EB-5 visa program extended until December

The fate of the visa program will be decided after the election, but experts predict it will continue with alterations.

The US’s controversially popular EB-5 visa program will continue until at least December after Congress passed a short-term spending bill Wednesday to fund the federal government.

President Barack Obama is expected to sign the bill into law. Legislators now face a December 9 deadline to negotiate the budget and the EB-5 program. The three-month extension was widely anticipated ahead of the November elections.

The EB-5 visa program grants foreign investors as well as their immediate families a green card in exchange for at least a $500,000 investment in locations designated as a targeted employment area (TEA).

This investment must generate or preserve at least 10 jobs, a number difficult for both developers and the government to confirm. The program, which was started in 1990, was little used until the Great Recession, when developers began tapping foreign investors for a cheap source of financing. In 2008, the government granted just 1,258 visas; by contrast, the program hit its 10,000 visa allocation cap in 2014.

Chad Ellsworth, a partner at immigration law firm Fragomen Del Rey, Bernsen & Loewy, said the next US president’s immigration policies will determine the future of EB-5, which most real estate professionals expect to survive despite opposition from several senators.

In a panel at Wednesday’s EisnerAmper private equity real estate conference in New York, he said that while Democratic candidate Hillary Clinton has not commented publicly on the visa program, her comprehensive proposals would be “good for EB-5” and likely fall in line with the Senate’s decision in its next round of negotiations.

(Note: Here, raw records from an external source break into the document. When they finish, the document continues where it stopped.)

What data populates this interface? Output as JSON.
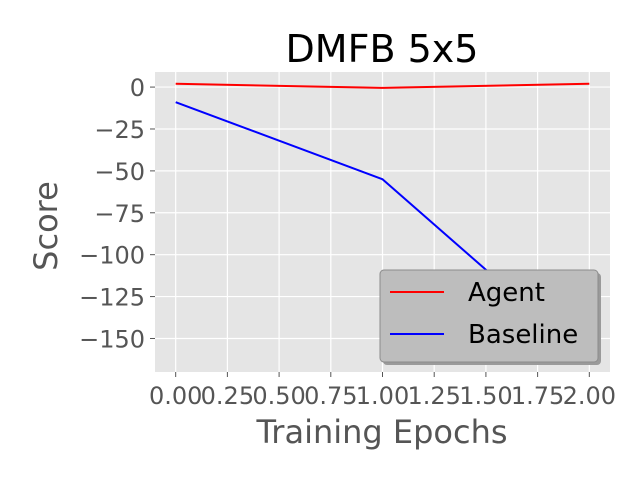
{
  "chart_data": {
    "type": "line",
    "title": "DMFB 5x5",
    "xlabel": "Training Epochs",
    "ylabel": "Score",
    "xlim": [
      -0.1,
      2.1
    ],
    "ylim": [
      -170,
      9
    ],
    "xticks": [
      0.0,
      0.25,
      0.5,
      0.75,
      1.0,
      1.25,
      1.5,
      1.75,
      2.0
    ],
    "xtick_labels": [
      "0.00",
      "0.25",
      "0.50",
      "0.75",
      "1.00",
      "1.25",
      "1.50",
      "1.75",
      "2.00"
    ],
    "yticks": [
      0,
      -25,
      -50,
      -75,
      -100,
      -125,
      -150
    ],
    "ytick_labels": [
      "0",
      "−25",
      "−50",
      "−75",
      "−100",
      "−125",
      "−150"
    ],
    "grid": true,
    "legend_position": "bottom-right",
    "colors": {
      "background": "#e5e5e5",
      "grid": "#ffffff"
    },
    "x": [
      0,
      1,
      2
    ],
    "series": [
      {
        "name": "Agent",
        "color": "#ff0000",
        "values": [
          2,
          -0.5,
          2
        ]
      },
      {
        "name": "Baseline",
        "color": "#0000ff",
        "values": [
          -9,
          -55,
          -163
        ]
      }
    ]
  }
}
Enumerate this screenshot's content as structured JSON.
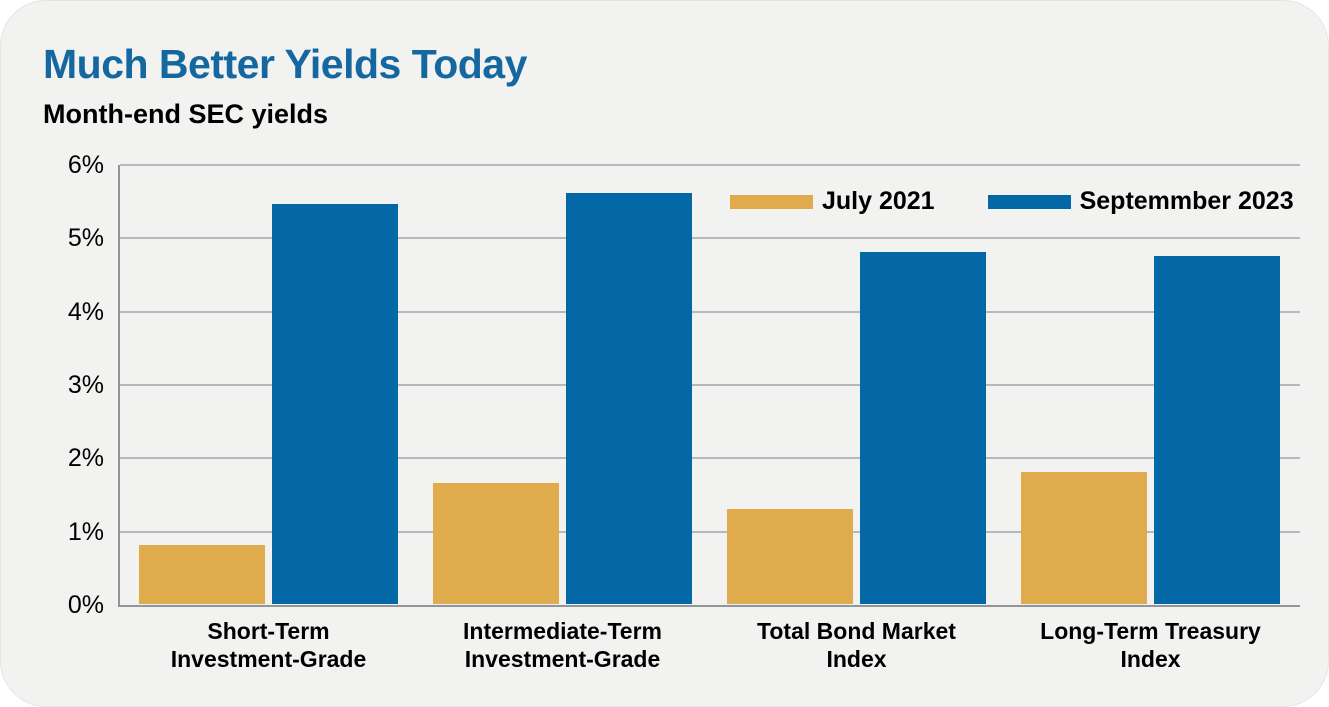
{
  "header": {
    "title": "Much Better Yields Today",
    "subtitle": "Month-end SEC yields"
  },
  "colors": {
    "title_blue": "#15689f",
    "bar_gold": "#dfab4d",
    "bar_blue": "#0568a6",
    "card_background": "#f2f2f1",
    "gridline": "#b3b9bf",
    "axis": "#8f959b"
  },
  "chart_data": {
    "type": "bar",
    "title": "Much Better Yields Today",
    "subtitle": "Month-end SEC yields",
    "categories": [
      [
        "Short-Term",
        "Investment-Grade"
      ],
      [
        "Intermediate-Term",
        "Investment-Grade"
      ],
      [
        "Total Bond Market",
        "Index"
      ],
      [
        "Long-Term Treasury",
        "Index"
      ]
    ],
    "series": [
      {
        "name": "July 2021",
        "color": "#dfab4d",
        "values": [
          0.8,
          1.65,
          1.3,
          1.8
        ]
      },
      {
        "name": "Septemmber 2023",
        "color": "#0568a6",
        "values": [
          5.45,
          5.6,
          4.8,
          4.75
        ]
      }
    ],
    "unit": "%",
    "ylim": [
      0,
      6
    ],
    "yticks": [
      "6%",
      "5%",
      "4%",
      "3%",
      "2%",
      "1%",
      "0%"
    ],
    "grid": true,
    "legend_position": "top-right"
  }
}
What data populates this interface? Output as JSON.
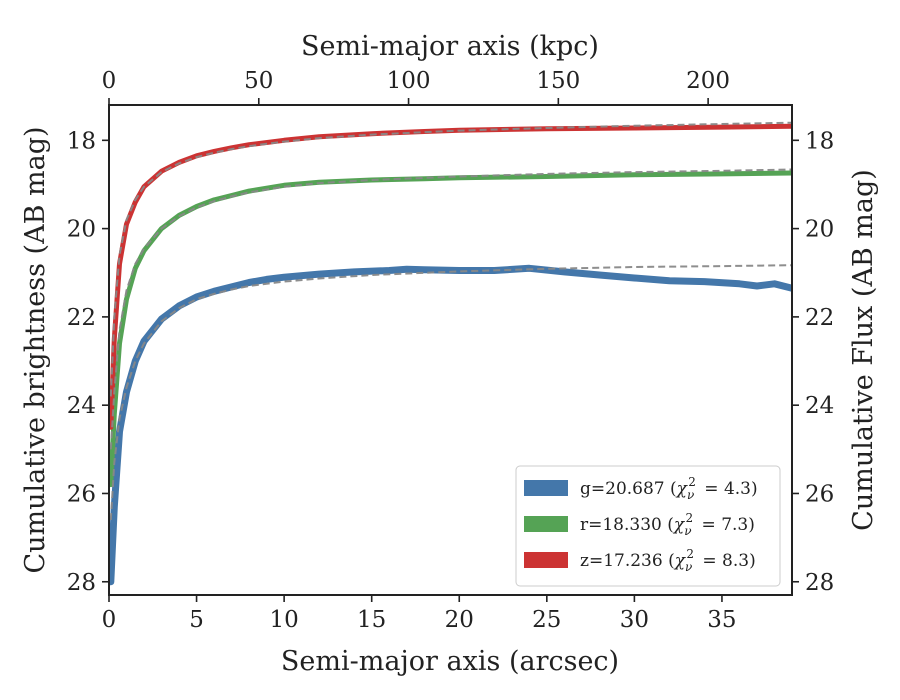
{
  "chart_data": {
    "type": "line",
    "xlabel": "Semi-major axis (arcsec)",
    "xlabel_top": "Semi-major axis (kpc)",
    "ylabel": "Cumulative brightness (AB mag)",
    "ylabel_right": "Cumulative Flux (AB mag)",
    "xlim": [
      0,
      39
    ],
    "ylim": [
      28.3,
      17.2
    ],
    "top_xlim": [
      0,
      228
    ],
    "x_ticks": [
      0,
      5,
      10,
      15,
      20,
      25,
      30,
      35
    ],
    "x_tick_labels": [
      "0",
      "5",
      "10",
      "15",
      "20",
      "25",
      "30",
      "35"
    ],
    "top_ticks": [
      0,
      50,
      100,
      150,
      200
    ],
    "top_tick_labels": [
      "0",
      "50",
      "100",
      "150",
      "200"
    ],
    "y_ticks": [
      18,
      20,
      22,
      24,
      26,
      28
    ],
    "y_tick_labels": [
      "18",
      "20",
      "22",
      "24",
      "26",
      "28"
    ],
    "legend_position": "lower-right",
    "series": [
      {
        "legend_main": "g=20.687 (",
        "chi_value": "= 4.3)",
        "color": "#4477aa",
        "band_width": 7,
        "x": [
          0.1,
          0.3,
          0.6,
          1,
          1.5,
          2,
          3,
          4,
          5,
          6,
          7,
          8,
          9,
          10,
          12,
          14,
          16,
          17,
          18,
          20,
          22,
          24,
          26,
          28,
          30,
          32,
          34,
          36,
          37,
          38,
          39
        ],
        "y": [
          28.0,
          26.3,
          24.6,
          23.7,
          23.0,
          22.55,
          22.05,
          21.75,
          21.55,
          21.42,
          21.32,
          21.22,
          21.15,
          21.1,
          21.03,
          20.98,
          20.95,
          20.92,
          20.93,
          20.95,
          20.95,
          20.9,
          20.98,
          21.05,
          21.12,
          21.18,
          21.2,
          21.25,
          21.3,
          21.25,
          21.35
        ]
      },
      {
        "legend_main": "r=18.330 (",
        "chi_value": "= 7.3)",
        "color": "#55a355",
        "band_width": 5,
        "x": [
          0.1,
          0.3,
          0.6,
          1,
          1.5,
          2,
          3,
          4,
          5,
          6,
          7,
          8,
          10,
          12,
          15,
          18,
          20,
          25,
          30,
          35,
          39
        ],
        "y": [
          25.8,
          24.2,
          22.6,
          21.6,
          20.9,
          20.5,
          20.0,
          19.7,
          19.5,
          19.35,
          19.25,
          19.15,
          19.02,
          18.95,
          18.9,
          18.87,
          18.85,
          18.82,
          18.78,
          18.76,
          18.74
        ]
      },
      {
        "legend_main": "z=17.236 (",
        "chi_value": "= 8.3)",
        "color": "#cc3333",
        "band_width": 5,
        "x": [
          0.1,
          0.3,
          0.6,
          1,
          1.5,
          2,
          3,
          4,
          5,
          6,
          7,
          8,
          10,
          12,
          15,
          18,
          20,
          25,
          30,
          35,
          39
        ],
        "y": [
          24.5,
          22.5,
          20.8,
          19.9,
          19.4,
          19.05,
          18.7,
          18.5,
          18.35,
          18.25,
          18.17,
          18.1,
          18.0,
          17.92,
          17.85,
          17.8,
          17.77,
          17.74,
          17.72,
          17.7,
          17.68
        ]
      }
    ],
    "model_curves": [
      {
        "color": "#888888",
        "x": [
          0.1,
          0.3,
          0.6,
          1,
          1.5,
          2,
          3,
          4,
          5,
          6,
          7,
          8,
          10,
          12,
          15,
          20,
          25,
          30,
          35,
          39
        ],
        "y": [
          26.6,
          25.3,
          24.3,
          23.6,
          23.0,
          22.6,
          22.1,
          21.8,
          21.6,
          21.48,
          21.38,
          21.3,
          21.2,
          21.13,
          21.05,
          20.97,
          20.91,
          20.87,
          20.85,
          20.83
        ]
      },
      {
        "color": "#888888",
        "x": [
          0.1,
          0.3,
          0.6,
          1,
          1.5,
          2,
          3,
          4,
          5,
          6,
          7,
          8,
          10,
          12,
          15,
          20,
          25,
          30,
          35,
          39
        ],
        "y": [
          25.0,
          23.7,
          22.3,
          21.4,
          20.8,
          20.45,
          20.0,
          19.72,
          19.52,
          19.38,
          19.27,
          19.18,
          19.05,
          18.97,
          18.9,
          18.82,
          18.76,
          18.72,
          18.69,
          18.66
        ]
      },
      {
        "color": "#888888",
        "x": [
          0.1,
          0.3,
          0.6,
          1,
          1.5,
          2,
          3,
          4,
          5,
          6,
          7,
          8,
          10,
          12,
          15,
          20,
          25,
          30,
          35,
          39
        ],
        "y": [
          23.8,
          22.0,
          20.6,
          19.8,
          19.35,
          19.05,
          18.72,
          18.52,
          18.38,
          18.28,
          18.2,
          18.13,
          18.03,
          17.95,
          17.87,
          17.78,
          17.72,
          17.67,
          17.63,
          17.6
        ]
      }
    ]
  }
}
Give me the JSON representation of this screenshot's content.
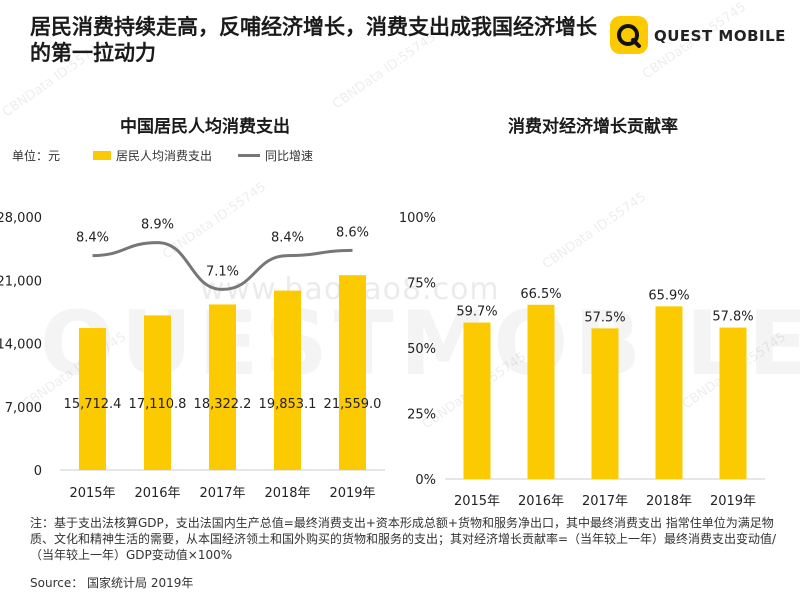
{
  "title": "居民消费持续走高，反哺经济增长，消费支出成我国经济增长的第一拉动力",
  "logo_text": "QUEST MOBILE",
  "watermark_id": "CBNData ID:55745",
  "watermark_site": "www.baogao8.com",
  "watermark_brand": "QUESTMOBILE",
  "unit_label": "单位：元",
  "legend": {
    "bar": "居民人均消费支出",
    "line": "同比增速"
  },
  "colors": {
    "bar": "#FCCA00",
    "line": "#777777"
  },
  "chart_data": [
    {
      "type": "bar",
      "title": "中国居民人均消费支出",
      "categories": [
        "2015年",
        "2016年",
        "2017年",
        "2018年",
        "2019年"
      ],
      "values": [
        15712.4,
        17110.8,
        18322.2,
        19853.1,
        21559.0
      ],
      "value_labels": [
        "15,712.4",
        "17,110.8",
        "18,322.2",
        "19,853.1",
        "21,559.0"
      ],
      "yticks": [
        "0",
        "7,000",
        "14,000",
        "21,000",
        "28,000"
      ],
      "ylim": [
        0,
        28000
      ],
      "grid": false,
      "series": [
        {
          "name": "居民人均消费支出",
          "type": "bar",
          "values": [
            15712.4,
            17110.8,
            18322.2,
            19853.1,
            21559.0
          ]
        },
        {
          "name": "同比增速",
          "type": "line",
          "values": [
            8.4,
            8.9,
            7.1,
            8.4,
            8.6
          ],
          "labels": [
            "8.4%",
            "8.9%",
            "7.1%",
            "8.4%",
            "8.6%"
          ]
        }
      ]
    },
    {
      "type": "bar",
      "title": "消费对经济增长贡献率",
      "categories": [
        "2015年",
        "2016年",
        "2017年",
        "2018年",
        "2019年"
      ],
      "values": [
        59.7,
        66.5,
        57.5,
        65.9,
        57.8
      ],
      "value_labels": [
        "59.7%",
        "66.5%",
        "57.5%",
        "65.9%",
        "57.8%"
      ],
      "yticks": [
        "0%",
        "25%",
        "50%",
        "75%",
        "100%"
      ],
      "ylim": [
        0,
        100
      ],
      "grid": false
    }
  ],
  "note": "注：基于支出法核算GDP，支出法国内生产总值=最终消费支出+资本形成总额+货物和服务净出口，其中最终消费支出 指常住单位为满足物质、文化和精神生活的需要，从本国经济领土和国外购买的货物和服务的支出；其对经济增长贡献率=（当年较上一年）最终消费支出变动值/（当年较上一年）GDP变动值×100%",
  "source": "Source： 国家统计局 2019年"
}
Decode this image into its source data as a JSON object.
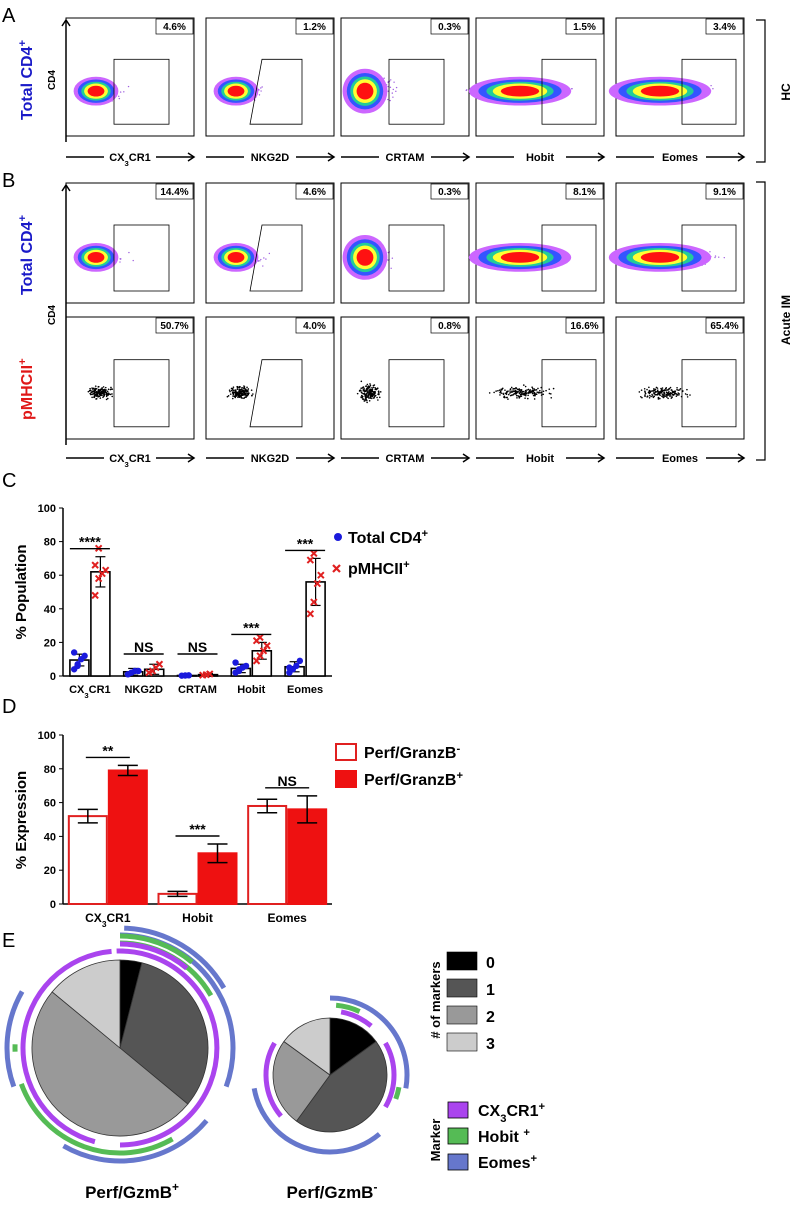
{
  "panels": {
    "A": {
      "letter": "A",
      "row_label": "Total CD4",
      "row_sup": "+",
      "y_axis": "CD4",
      "condition": "HC",
      "percents": [
        "4.6%",
        "1.2%",
        "0.3%",
        "1.5%",
        "3.4%"
      ]
    },
    "B": {
      "letter": "B",
      "rows": [
        {
          "label": "Total CD4",
          "sup": "+",
          "percents": [
            "14.4%",
            "4.6%",
            "0.3%",
            "8.1%",
            "9.1%"
          ]
        },
        {
          "label": "pMHCII",
          "sup": "+",
          "percents": [
            "50.7%",
            "4.0%",
            "0.8%",
            "16.6%",
            "65.4%"
          ]
        }
      ],
      "y_axis": "CD4",
      "condition": "Acute IM"
    },
    "x_markers": [
      {
        "base": "CX",
        "sub": "3",
        "rest": "CR1"
      },
      {
        "base": "NKG2D",
        "sub": "",
        "rest": ""
      },
      {
        "base": "CRTAM",
        "sub": "",
        "rest": ""
      },
      {
        "base": "Hobit",
        "sub": "",
        "rest": ""
      },
      {
        "base": "Eomes",
        "sub": "",
        "rest": ""
      }
    ],
    "C": {
      "letter": "C"
    },
    "D": {
      "letter": "D"
    },
    "E": {
      "letter": "E"
    }
  },
  "chart_data": [
    {
      "type": "bar",
      "panel": "C",
      "ylabel": "% Population",
      "ylim": [
        0,
        100
      ],
      "yticks": [
        0,
        20,
        40,
        60,
        80,
        100
      ],
      "categories": [
        "CX3CR1",
        "NKG2D",
        "CRTAM",
        "Hobit",
        "Eomes"
      ],
      "series": [
        {
          "name": "Total CD4+",
          "marker": "dot",
          "color": "#1a1adc",
          "values": [
            9.5,
            2.5,
            0.3,
            4.5,
            5.5
          ],
          "err": [
            3.5,
            2,
            0.3,
            2.5,
            3
          ],
          "points": [
            [
              4,
              7,
              10,
              12,
              14,
              6
            ],
            [
              1,
              2,
              3,
              3
            ],
            [
              0.2,
              0.3,
              0.4
            ],
            [
              2,
              3,
              5,
              6,
              8,
              4
            ],
            [
              2,
              4,
              6,
              9,
              5
            ]
          ]
        },
        {
          "name": "pMHCII+",
          "marker": "x",
          "color": "#e02020",
          "values": [
            62,
            4,
            0.8,
            15,
            56
          ],
          "err": [
            9,
            3,
            0.6,
            5,
            14
          ],
          "points": [
            [
              48,
              58,
              61,
              63,
              66,
              76
            ],
            [
              2,
              3,
              5,
              7
            ],
            [
              0.5,
              0.8,
              1.2
            ],
            [
              9,
              12,
              15,
              18,
              21,
              23
            ],
            [
              37,
              44,
              55,
              60,
              69,
              73
            ]
          ]
        }
      ],
      "significance": [
        "****",
        "NS",
        "NS",
        "***",
        "***"
      ]
    },
    {
      "type": "bar",
      "panel": "D",
      "ylabel": "% Expression",
      "ylim": [
        0,
        100
      ],
      "yticks": [
        0,
        20,
        40,
        60,
        80,
        100
      ],
      "categories": [
        "CX3CR1",
        "Hobit",
        "Eomes"
      ],
      "series": [
        {
          "name": "Perf/GranzB-",
          "legend_base": "Perf/GranzB",
          "legend_sup": "-",
          "fill": "#ffffff",
          "stroke": "#e02020",
          "values": [
            52,
            6,
            58
          ],
          "err": [
            4,
            1.5,
            4
          ]
        },
        {
          "name": "Perf/GranzB+",
          "legend_base": "Perf/GranzB",
          "legend_sup": "+",
          "fill": "#ee1111",
          "stroke": "#ee1111",
          "values": [
            79,
            30,
            56
          ],
          "err": [
            3,
            5.5,
            8
          ]
        }
      ],
      "significance": [
        "**",
        "***",
        "NS"
      ]
    },
    {
      "type": "pie",
      "panel": "E",
      "pies": [
        {
          "label": "Perf/GzmB",
          "sup": "+",
          "slices": [
            4,
            32,
            50,
            14
          ],
          "slice_categories": [
            "0",
            "1",
            "2",
            "3"
          ]
        },
        {
          "label": "Perf/GzmB",
          "sup": "-",
          "slices": [
            15,
            45,
            25,
            15
          ],
          "slice_categories": [
            "0",
            "1",
            "2",
            "3"
          ]
        }
      ],
      "legend_count": {
        "title": "# of markers",
        "items": [
          {
            "label": "0",
            "color": "#000000"
          },
          {
            "label": "1",
            "color": "#555555"
          },
          {
            "label": "2",
            "color": "#999999"
          },
          {
            "label": "3",
            "color": "#cccccc"
          }
        ]
      },
      "legend_marker": {
        "title": "Marker",
        "items": [
          {
            "base": "CX",
            "sub": "3",
            "rest": "CR1",
            "sup": "+",
            "color": "#aa44ee"
          },
          {
            "base": "Hobit ",
            "sub": "",
            "rest": "",
            "sup": "+",
            "color": "#55bb55"
          },
          {
            "base": "Eomes",
            "sub": "",
            "rest": "",
            "sup": "+",
            "color": "#6677cc"
          }
        ]
      }
    }
  ]
}
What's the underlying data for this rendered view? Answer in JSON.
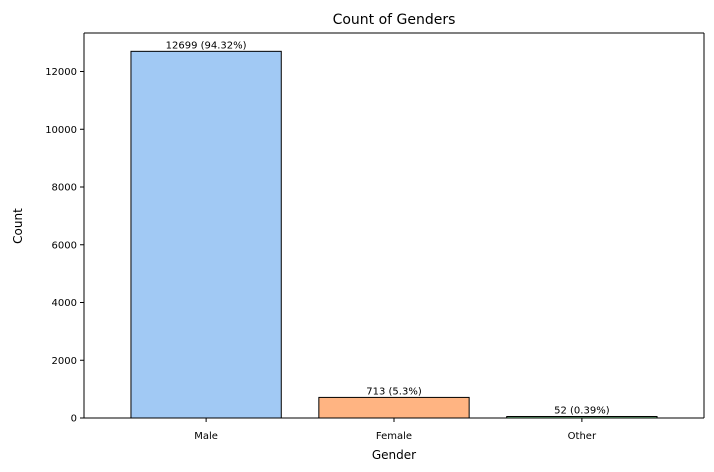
{
  "chart_data": {
    "type": "bar",
    "title": "Count of Genders",
    "xlabel": "Gender",
    "ylabel": "Count",
    "categories": [
      "Male",
      "Female",
      "Other"
    ],
    "values": [
      12699,
      713,
      52
    ],
    "bar_labels": [
      "12699 (94.32%)",
      "713 (5.3%)",
      "52 (0.39%)"
    ],
    "colors": [
      "#a1c9f4",
      "#ffb482",
      "#8de5a1"
    ],
    "edge_color": "#000000",
    "ylim": [
      0,
      13334
    ],
    "yticks": [
      0,
      2000,
      4000,
      6000,
      8000,
      10000,
      12000
    ],
    "grid": false,
    "legend": "none"
  }
}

By contrast, Republican candidate Donald Trump’s immigration plans are an “open issue” without much clarity on specifics, Ellsworth said. While Trump built his career in real estate and could be sympathetic to the visa program, he has also spoken controversially about immigration on the campaign trail, including his well-known plan to build a wall to keep Mexican immigrants out of the US.

Ellsworth predicted that, regardless of the presidential election’s outcome, the EB-5 program will see a shift in its development focus.

Critics of the program want to change the definition of a TEA to incentivize development in rural and low-income areas, rather than more affluent urban settings. These areas include New York City’s Manhattan, where the program has helped to fund the development of luxury residential towers and Related Companies’ Hudson Yards (pictured), a sprawling mixed-use project on Manhattan’s far west side.

Most legislators largely agree that the government should put more protections against fraud into place to protect investors and the program’s reputation, which has been marred by headlines about investor and developer abuse. Tom Rosenfeld, the president of CanAm Enterprises, which has raised more than $2.5 billion for developers through the EB-5 program, said at Wednesday’s conference that the real estate industry supports such changes.

“The SEC has recognized this as a problem, and frankly we think that’s good,” he said. “The bottom line is, the program’s going to be here.”